The newspapers and TV stations had made a field day of his discove
ry, calling him “Wolf Boy,” a nickname that stuck, and writing the most incredible stories about him growing up with the wild animals. What drivel. He’d been a baby at the time. No clues to his real parentage had ever turned up.
“Long time no see,” he said. “I’d heard you were in town.”
“Temporarily,” she said. “Are you ranching?”
“Not entirely. I’m a detective here in Whitehorn.”
“I didn’t know that.”
“You and Lily Mae didn’t get to the folks who live on the west side of the county when you had dinner the other night?” His smile was wry. He’d been a topic of speculation all his life and had become a quiet, reserved little boy; he seemed the same as a man.
“I don’t think we got outside the city limits.”
“So what’s happening with the bones?”
“Not much. I’d like to find the rest of the skeleton.”

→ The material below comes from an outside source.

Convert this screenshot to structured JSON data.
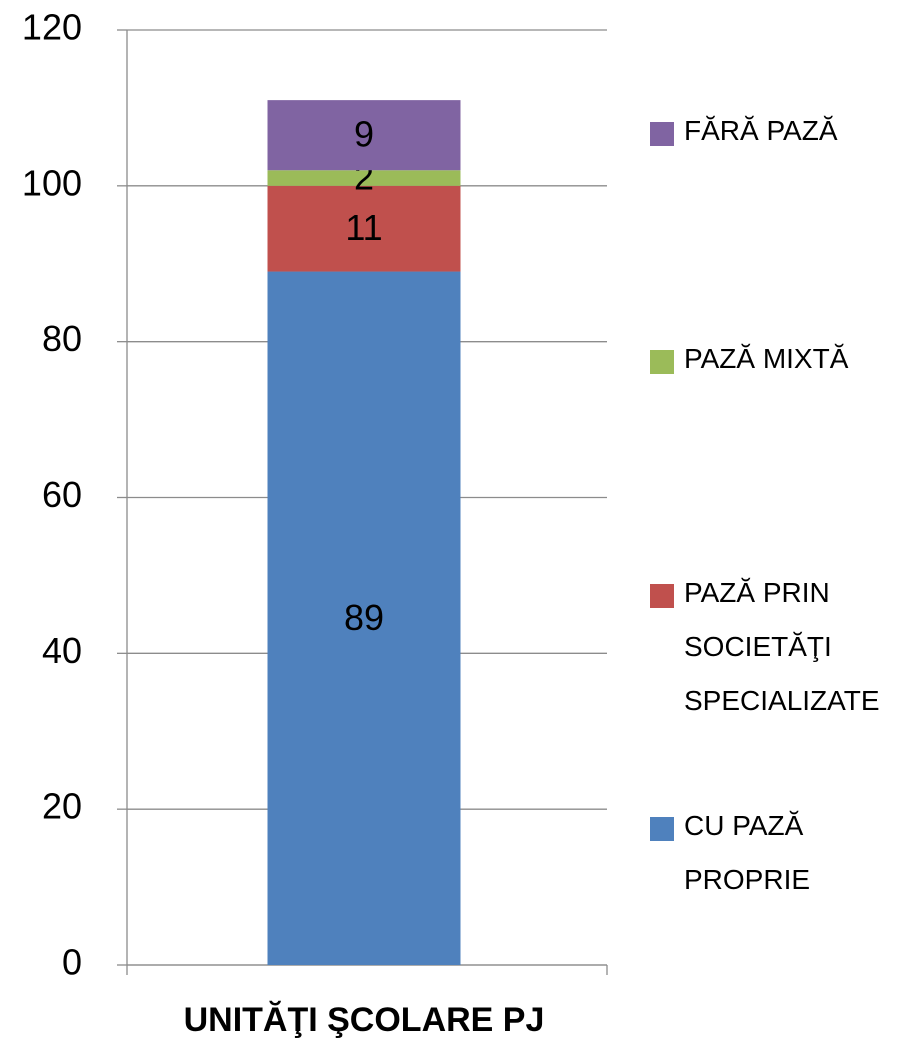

“You going to run DNA tests?”
“I don’t know. The FBI doesn’t like having its resources used without good reason.”
“Meaning the budget is tight, so watch what you spend?”
“You got it. The local police department must operate like the federal government.”
“Yeah. Things are tough all over.” He glanced at the package in her hand. “You going into the repair business?”
“Just a washer on a leaky faucet.”
She smiled fondly at him, remembering him as a toddler who’d followed her around when she had visited the ranch with her father. She’d played with him while the grown-ups talked. Twenty-eight years ago. Heavens, how the time did fly.
They walked outside and said goodbye. She started down the street on foot.
“Are you walking?” he called to her.
“Yes.”
“Hop in. I’ll give you a ride. I wanted to ask you a couple of questions, if you have time.”
She sensed an edginess in his stance. “Okay,” she agreed. She climbed into the pickup. He slammed the door and got in on the driver’s side. He cranked up the engine and drove off.